By the concourse of people flocking from all places round, the numbers had
greatly increased on this occasion: the general approbation was like a snowball
rolling itself into a monstrous size. The feat of leaping over swords, and through
the cask with paper ends, made a great sensation.
The strong man, too, produced a universal feeling of mingled astonishment
and horror, when he laid his head and feet on a couple of separate stools, and
then allowed some sturdy smiths to place a stithy on the unsupported part of his
body, and hammer a horseshoe till it was completely made by means of it.

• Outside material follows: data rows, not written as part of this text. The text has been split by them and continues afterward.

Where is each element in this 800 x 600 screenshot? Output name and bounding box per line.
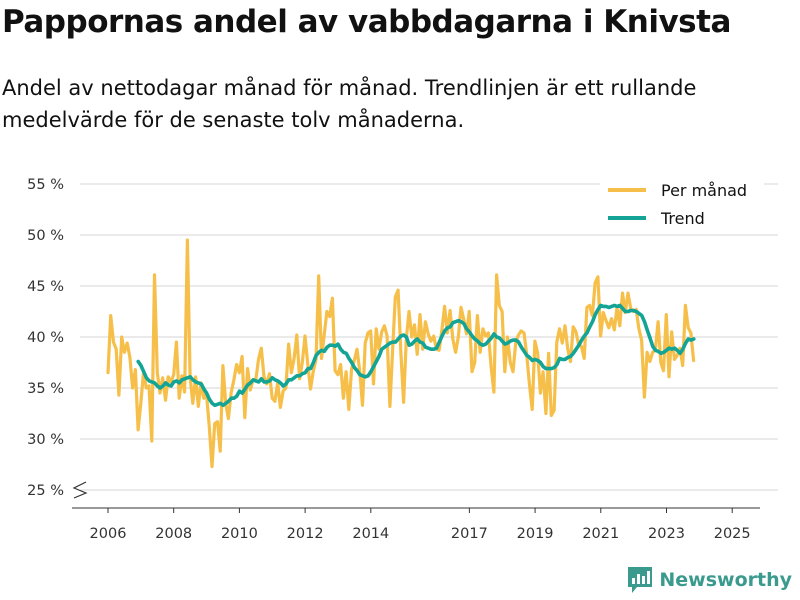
x-tick-label: 2014 xyxy=(352,526,389,542)
legend-label-trend: Trend xyxy=(660,209,705,228)
series-line-trend xyxy=(136,303,696,408)
x-tick-label: 2025 xyxy=(714,526,751,542)
y-tick-label: 50 % xyxy=(27,228,64,244)
axes: 25 % 30 % 35 % 40 % 45 % 50 % 55 % 2006 2008 2010… xyxy=(27,177,760,542)
x-tick-label: 2023 xyxy=(648,526,685,542)
x-tick-label: 2019 xyxy=(517,526,554,542)
newsworthy-logo: Newsworthy xyxy=(627,566,792,594)
y-tick-label: 35 % xyxy=(27,381,64,397)
x-tick-label: 2017 xyxy=(451,526,488,542)
x-tick-label: 2006 xyxy=(90,526,127,542)
y-tick-label: 25 % xyxy=(27,483,64,499)
y-tick-label: 40 % xyxy=(27,330,64,346)
axis-break-icon xyxy=(72,481,88,499)
y-tick-label: 55 % xyxy=(27,177,64,193)
chart-title: Pappornas andel av vabbdagarna i Knivsta xyxy=(2,4,731,40)
chart-subtitle: Andel av nettodagar månad för månad. Tre… xyxy=(2,76,697,132)
y-tick-label: 45 % xyxy=(27,279,64,295)
x-tick-label: 2021 xyxy=(582,526,619,542)
legend-background xyxy=(600,176,764,234)
x-tick-label: 2012 xyxy=(287,526,324,542)
x-tick-label: 2010 xyxy=(221,526,258,542)
x-tick-label: 2008 xyxy=(155,526,192,542)
series-line-per-manad xyxy=(106,238,696,469)
legend-label-per-manad: Per månad xyxy=(661,181,747,200)
y-tick-label: 30 % xyxy=(27,432,64,448)
series xyxy=(106,238,696,469)
brand-name: Newsworthy xyxy=(659,569,792,591)
legend: Per månad Trend xyxy=(600,176,764,234)
chart-logo-icon xyxy=(628,567,653,593)
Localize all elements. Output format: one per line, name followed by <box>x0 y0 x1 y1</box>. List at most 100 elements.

The Hercules’ Strength, as they called it, was a no less wonderful affair. A
row of men stood up; then another row, upon their shoulders; then women and
young lads, supported in like manner on the second row; so that finally a living
pyramid was formed; the peak being ornamented by a child, placed on its head,
and dressed out in the shape of a ball and weather-vane. Such a sight, never
witnessed in those parts before, gave a worthy termination to the whole
performance. Narciss and Landrinette were then borne in litters, on the shoulders
of the rest, along the chief streets of the town, amid the triumphant shouts of the
people. Ribbons, nosegays, silks, were thrown upon them: all pressed to get a
sight of them. Each thought himself happy if he could behold them, and be
honored with a look of theirs.
“What actor, what author, nay, what man of any class, would not regard
himself as on the summit of his wishes, could he, by a noble saying or a worthy
action, produce so universal an impression? What a precious emotion would it
give, if one could disseminate generous, exalted, manly feelings with electric
force and speed, and rouse assembled thousands into such rapture, as these
people, by their bodily alertness, have done! If one could communicate to
thronging multitudes a fellow-feeling in all that belongs to man, by the
portraying of happiness and misery, of wisdom and folly, nay, of absurdity and
silliness; could kindle and thrill their inmost souls, and set their stagnant nature
into movement, free, vehement, and pure!” So said our friend; and, as neither
Laertes nor Philina showed any disposition to take part in such a strain, he
entertained himself with these darling speculations, walking up and down the
streets till late at night, and again pursuing, with all the force and vivacity of a
liberated imagination, his old desire to have all that was good and noble and
great embodied and shown forth by the theatric art.